Los ganaderos colocan cebos envenenados que ponen en peligro a especies amenazadas. Así, en la carta se señala que en el norte de España, entre 2005 y 2010 hubo 1.165 denuncias de ataques, de las que casi el 70% fueron desechadas, lo que supuso un reducido coste medio anual estimado en 44.000 euros en indemnizaciones.

Los investigadores señalan, así mismo, que la falta de datos científicos y la exageración del problema han creado una alarma social que requiere el
diálogo entre científicos, ganaderos y administraciones para solucionar el conflicto, que aún está emergiendo y no es bueno que continúe.

Los investigadores mencionan que durante el mencionado periodo, en España se documentaron 243 casos de envenenamientos de buitres leonados, algunos de ellos específicamente dirigidos intencionadamente contra estos animales. Pero, además, se produce un efecto colateral del uso ilegal de cebos envenenados en otras especies amenazadas como el quebrantahuesos o el alimoche y constituyen una importante amenaza para la conservación de estas especies.

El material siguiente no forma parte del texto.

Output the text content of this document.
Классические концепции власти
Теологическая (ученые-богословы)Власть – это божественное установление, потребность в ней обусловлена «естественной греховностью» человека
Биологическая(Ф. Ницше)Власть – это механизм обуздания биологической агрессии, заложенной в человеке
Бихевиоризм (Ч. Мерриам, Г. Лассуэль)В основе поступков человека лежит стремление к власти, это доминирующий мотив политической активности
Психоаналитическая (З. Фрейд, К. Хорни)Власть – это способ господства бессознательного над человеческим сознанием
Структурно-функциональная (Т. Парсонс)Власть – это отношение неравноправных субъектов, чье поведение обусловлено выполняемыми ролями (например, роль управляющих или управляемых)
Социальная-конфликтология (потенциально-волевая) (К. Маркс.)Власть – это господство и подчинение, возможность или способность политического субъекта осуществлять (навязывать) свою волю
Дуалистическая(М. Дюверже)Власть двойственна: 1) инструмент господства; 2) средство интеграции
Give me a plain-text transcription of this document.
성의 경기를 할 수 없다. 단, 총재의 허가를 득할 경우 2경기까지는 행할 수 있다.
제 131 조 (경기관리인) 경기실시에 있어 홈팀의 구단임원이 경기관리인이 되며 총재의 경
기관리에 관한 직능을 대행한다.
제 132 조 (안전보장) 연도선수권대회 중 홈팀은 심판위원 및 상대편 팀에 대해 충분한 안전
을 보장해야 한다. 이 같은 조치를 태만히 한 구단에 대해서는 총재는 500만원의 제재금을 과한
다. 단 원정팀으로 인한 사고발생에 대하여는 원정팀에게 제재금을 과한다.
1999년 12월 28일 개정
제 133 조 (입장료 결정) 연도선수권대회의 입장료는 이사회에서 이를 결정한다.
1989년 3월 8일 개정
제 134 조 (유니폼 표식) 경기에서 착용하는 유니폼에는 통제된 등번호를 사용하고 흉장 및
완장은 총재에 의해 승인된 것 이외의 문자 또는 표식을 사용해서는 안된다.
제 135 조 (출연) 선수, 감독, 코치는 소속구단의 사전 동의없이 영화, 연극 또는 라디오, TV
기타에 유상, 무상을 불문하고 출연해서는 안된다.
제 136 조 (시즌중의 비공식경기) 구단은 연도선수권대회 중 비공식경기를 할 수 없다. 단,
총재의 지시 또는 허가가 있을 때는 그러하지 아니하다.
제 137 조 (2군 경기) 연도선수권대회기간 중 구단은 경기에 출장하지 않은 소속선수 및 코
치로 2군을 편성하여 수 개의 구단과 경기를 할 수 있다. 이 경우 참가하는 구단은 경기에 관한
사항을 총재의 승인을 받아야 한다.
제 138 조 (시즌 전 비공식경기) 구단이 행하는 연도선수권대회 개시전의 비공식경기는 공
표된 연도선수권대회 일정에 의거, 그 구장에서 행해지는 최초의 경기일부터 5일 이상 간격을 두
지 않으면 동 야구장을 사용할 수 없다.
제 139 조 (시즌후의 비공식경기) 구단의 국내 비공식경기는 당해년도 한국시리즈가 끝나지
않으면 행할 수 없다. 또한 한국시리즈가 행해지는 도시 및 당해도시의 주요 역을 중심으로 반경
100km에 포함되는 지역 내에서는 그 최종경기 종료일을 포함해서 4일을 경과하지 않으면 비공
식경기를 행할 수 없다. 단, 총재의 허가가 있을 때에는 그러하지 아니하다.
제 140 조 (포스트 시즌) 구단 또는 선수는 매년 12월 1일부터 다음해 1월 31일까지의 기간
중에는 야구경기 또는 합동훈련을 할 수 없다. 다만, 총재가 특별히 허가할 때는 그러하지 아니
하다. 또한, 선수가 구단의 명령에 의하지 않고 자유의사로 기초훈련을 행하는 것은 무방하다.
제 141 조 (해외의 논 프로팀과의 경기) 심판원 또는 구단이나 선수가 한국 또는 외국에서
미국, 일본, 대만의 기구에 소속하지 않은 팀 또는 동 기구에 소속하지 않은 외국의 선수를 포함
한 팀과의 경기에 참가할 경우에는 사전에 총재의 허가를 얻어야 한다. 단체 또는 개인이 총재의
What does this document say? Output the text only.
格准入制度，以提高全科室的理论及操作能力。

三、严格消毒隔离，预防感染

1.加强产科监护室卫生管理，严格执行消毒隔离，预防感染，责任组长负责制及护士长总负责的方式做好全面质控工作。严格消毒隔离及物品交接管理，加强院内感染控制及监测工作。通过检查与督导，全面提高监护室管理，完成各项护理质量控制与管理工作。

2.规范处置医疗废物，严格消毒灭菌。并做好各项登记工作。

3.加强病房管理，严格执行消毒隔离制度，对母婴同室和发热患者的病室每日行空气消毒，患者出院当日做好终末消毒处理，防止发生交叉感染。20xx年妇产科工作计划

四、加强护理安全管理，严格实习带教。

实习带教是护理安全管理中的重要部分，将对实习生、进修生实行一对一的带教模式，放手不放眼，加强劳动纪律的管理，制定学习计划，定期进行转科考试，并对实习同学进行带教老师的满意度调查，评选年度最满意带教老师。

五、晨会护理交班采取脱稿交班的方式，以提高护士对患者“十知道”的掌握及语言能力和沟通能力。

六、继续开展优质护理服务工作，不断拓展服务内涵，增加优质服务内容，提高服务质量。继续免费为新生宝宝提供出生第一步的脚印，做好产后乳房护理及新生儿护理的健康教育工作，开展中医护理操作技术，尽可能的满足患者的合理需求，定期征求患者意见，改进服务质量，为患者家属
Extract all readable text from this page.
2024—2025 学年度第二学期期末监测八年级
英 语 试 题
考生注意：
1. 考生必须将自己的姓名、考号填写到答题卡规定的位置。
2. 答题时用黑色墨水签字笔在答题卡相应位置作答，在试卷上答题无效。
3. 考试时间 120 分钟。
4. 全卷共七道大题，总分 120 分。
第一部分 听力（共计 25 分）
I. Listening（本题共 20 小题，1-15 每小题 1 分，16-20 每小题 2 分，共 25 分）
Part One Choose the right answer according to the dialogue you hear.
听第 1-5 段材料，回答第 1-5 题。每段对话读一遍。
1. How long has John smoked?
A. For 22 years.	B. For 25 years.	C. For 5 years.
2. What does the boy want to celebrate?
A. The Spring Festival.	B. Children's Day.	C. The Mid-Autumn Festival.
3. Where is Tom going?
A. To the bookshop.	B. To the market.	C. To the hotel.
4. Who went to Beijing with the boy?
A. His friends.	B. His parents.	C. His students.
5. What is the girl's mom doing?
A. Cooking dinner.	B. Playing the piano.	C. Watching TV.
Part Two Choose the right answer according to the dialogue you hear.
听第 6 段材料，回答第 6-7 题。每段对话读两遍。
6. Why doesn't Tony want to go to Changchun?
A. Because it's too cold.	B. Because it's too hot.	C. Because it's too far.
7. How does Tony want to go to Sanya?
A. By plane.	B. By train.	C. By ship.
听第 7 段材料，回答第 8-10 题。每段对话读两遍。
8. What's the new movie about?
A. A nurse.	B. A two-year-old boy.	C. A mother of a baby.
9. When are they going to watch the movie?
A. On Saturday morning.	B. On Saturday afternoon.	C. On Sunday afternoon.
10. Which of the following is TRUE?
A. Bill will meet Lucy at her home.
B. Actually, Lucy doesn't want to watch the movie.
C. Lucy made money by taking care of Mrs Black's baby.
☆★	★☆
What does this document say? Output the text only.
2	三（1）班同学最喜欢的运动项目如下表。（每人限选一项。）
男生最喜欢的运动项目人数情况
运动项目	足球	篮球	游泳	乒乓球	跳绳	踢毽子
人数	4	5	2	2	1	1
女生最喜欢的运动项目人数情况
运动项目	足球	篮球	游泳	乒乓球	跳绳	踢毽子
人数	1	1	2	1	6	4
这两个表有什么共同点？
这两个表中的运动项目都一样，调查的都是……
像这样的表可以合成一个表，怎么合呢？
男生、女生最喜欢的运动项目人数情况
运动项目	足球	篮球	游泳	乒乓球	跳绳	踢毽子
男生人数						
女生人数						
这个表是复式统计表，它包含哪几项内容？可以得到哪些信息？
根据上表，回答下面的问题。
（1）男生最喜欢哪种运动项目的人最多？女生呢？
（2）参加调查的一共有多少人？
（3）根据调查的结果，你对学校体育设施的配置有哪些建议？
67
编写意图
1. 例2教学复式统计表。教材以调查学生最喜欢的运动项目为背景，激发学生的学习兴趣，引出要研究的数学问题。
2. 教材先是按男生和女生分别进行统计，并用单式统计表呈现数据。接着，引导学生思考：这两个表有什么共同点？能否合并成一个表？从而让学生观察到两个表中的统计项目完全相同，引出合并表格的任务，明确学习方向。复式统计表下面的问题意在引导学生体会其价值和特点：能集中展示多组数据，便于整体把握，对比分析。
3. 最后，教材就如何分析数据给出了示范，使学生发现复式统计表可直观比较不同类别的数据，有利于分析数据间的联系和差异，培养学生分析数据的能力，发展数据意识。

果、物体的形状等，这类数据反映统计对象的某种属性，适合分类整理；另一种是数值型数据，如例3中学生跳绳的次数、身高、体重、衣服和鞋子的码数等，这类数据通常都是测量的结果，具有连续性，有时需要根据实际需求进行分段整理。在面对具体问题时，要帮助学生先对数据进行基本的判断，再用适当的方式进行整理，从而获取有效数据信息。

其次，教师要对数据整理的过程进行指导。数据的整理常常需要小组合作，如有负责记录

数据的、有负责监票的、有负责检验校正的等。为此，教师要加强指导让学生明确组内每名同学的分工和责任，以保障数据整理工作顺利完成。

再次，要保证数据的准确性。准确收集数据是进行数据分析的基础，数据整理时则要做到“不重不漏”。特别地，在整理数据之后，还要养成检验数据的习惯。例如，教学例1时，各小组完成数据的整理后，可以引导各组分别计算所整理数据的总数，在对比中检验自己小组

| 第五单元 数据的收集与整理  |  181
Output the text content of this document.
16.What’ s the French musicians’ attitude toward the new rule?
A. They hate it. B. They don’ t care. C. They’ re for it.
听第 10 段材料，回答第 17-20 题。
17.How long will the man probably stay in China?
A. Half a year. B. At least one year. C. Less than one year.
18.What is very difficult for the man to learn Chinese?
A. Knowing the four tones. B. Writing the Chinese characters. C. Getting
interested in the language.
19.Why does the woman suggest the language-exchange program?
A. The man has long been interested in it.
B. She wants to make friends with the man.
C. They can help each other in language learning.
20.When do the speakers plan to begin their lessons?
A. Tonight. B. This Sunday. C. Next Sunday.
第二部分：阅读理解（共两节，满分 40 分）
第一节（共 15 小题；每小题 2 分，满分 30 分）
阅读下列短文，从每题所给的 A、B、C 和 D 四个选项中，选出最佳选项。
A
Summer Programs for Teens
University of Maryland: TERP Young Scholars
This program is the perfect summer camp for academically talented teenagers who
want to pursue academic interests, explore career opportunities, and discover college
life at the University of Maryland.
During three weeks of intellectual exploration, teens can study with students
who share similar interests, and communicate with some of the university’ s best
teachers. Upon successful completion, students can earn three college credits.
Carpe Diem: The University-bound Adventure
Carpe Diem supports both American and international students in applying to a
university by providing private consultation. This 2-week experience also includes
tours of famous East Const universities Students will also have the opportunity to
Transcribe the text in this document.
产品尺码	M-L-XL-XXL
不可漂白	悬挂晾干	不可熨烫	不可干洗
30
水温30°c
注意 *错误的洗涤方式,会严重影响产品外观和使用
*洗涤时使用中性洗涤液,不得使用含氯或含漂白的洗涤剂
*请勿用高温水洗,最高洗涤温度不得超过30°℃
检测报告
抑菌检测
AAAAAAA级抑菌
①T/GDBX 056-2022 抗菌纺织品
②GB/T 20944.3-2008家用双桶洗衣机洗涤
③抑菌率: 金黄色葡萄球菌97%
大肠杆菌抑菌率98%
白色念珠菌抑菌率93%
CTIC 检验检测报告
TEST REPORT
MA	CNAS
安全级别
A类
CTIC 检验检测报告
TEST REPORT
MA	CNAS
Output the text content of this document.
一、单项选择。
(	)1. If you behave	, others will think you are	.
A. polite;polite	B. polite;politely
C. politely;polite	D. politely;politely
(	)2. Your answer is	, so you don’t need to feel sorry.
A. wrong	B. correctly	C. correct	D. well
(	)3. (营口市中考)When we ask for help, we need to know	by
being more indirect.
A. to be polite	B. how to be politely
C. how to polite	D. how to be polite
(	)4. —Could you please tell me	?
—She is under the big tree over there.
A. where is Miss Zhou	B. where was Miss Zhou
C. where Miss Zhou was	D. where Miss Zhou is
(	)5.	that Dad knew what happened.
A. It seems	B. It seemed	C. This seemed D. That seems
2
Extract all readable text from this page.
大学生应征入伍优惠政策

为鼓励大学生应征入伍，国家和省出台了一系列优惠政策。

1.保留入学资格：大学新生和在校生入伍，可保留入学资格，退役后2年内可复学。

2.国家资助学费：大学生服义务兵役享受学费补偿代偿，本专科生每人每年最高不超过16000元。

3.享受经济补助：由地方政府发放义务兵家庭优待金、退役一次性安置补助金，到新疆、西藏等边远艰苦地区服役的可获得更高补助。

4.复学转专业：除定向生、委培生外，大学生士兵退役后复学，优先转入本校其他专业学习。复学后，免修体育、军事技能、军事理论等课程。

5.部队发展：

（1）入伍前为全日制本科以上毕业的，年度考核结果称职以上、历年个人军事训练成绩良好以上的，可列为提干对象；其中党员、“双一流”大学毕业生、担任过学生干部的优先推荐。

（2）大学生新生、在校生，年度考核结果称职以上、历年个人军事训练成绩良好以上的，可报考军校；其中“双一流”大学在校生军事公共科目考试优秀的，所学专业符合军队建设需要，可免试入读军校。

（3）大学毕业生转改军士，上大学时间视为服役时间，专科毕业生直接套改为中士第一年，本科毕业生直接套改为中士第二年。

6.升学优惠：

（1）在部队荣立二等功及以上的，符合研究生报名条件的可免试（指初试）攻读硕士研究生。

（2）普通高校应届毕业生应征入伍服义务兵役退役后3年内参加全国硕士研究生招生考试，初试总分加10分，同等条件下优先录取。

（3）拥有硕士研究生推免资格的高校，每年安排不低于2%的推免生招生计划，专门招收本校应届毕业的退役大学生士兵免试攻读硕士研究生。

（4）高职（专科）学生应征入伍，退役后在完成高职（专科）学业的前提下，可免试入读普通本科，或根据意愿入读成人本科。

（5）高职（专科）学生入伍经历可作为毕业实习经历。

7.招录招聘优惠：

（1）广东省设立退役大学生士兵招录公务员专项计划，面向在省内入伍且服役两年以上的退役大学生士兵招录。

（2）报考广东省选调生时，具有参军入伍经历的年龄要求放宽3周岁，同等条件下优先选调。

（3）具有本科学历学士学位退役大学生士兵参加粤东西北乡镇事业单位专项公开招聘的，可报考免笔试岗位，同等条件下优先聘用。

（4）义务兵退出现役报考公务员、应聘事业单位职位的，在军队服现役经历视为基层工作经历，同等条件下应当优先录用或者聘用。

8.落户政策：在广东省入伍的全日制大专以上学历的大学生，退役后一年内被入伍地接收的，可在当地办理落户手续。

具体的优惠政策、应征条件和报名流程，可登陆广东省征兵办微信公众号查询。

Los carroñeros han ofrecido servicios a los ecosistemas al eliminar los cadáveres que podrían constituir focos de infección y enfermedades, siendo, en realidad, los mejores aliados de los ganaderos.

Sin embargo, en 2001, el brote de encefalopatía espongiforme bovina (o enfermedad de las vacas locas) provocó que la Unión Europea prohibiera dejar estos cadáveres en el campo y obligara a destruirlos o reutilizarlos en instalaciones autorizadas. La medida tuvo un gran impacto en la población de buitres, causando un déficit de alimentación que tuvo consecuencias demográficas y cambió su comportamiento.